= Trees for Life (United States) =

Trees for Life is an international nonprofit movement, based in Wichita, Kansas, USA, that works for the empowerment of villagers in developing countries.

== History ==
This movement started by enabling people around the world to help plant fruit trees in developing countries. Now it has matured to where Trees for Life provides a platform for people of various disciplines to work on long-term fundamental solutions to problems in the areas of education, health and environment.

Trees for Life was founded in 1984 by Balbir Mathur, an India-born American businessman. While working as an international business consultant, Mathur had several life-changing experiences, and went through an illness that left him unable to walk for two years. After his illness he started helping people in India plant fruit trees. He left his former business interests and started doing this work full-time. When others wanted to help on a full-time basis, Mathur realized that the vision was larger than himself.

Trees for Life has had projects in India, Guatemala, Haiti, Brazil, Nepal, Costa Rica, Indonesia, Nicaragua and Cambodia. According to the organization, more than two million people have participated in its programs and tens of millions of fruit trees have been planted.

In the mid-1990s, Trees for Life learned that the highly nutritious leaves of the Moringa oleifera tree were a simple yet overlooked resource for combating malnutrition for the poor. So they designed and implemented programs to share this message with people in developing countries. Today, governments in Asia, Africa and Latin America plant Moringa trees as a national policy—including more than 20 million trees in Africa alone.

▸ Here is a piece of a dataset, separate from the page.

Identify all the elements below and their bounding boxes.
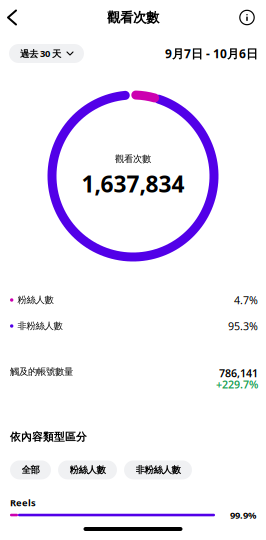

Trees for Life has also initiated a program called "Books for Life." This project aims to instill a love of reading and interest in learning in areas of the world where people have limited or no access to books and education. In partnership with local communities, who provide partial funding, library staff and management, libraries have been established or enhanced in Nicaragua, India and Pakistan. Each year during 2006-2010 a "Kansas Youth Book Drive" was held. People across the state of Kansas have donated more than 138,000 gently used children's books for Pakistan, Liberia, several other African countries, and under-served populations in the USA.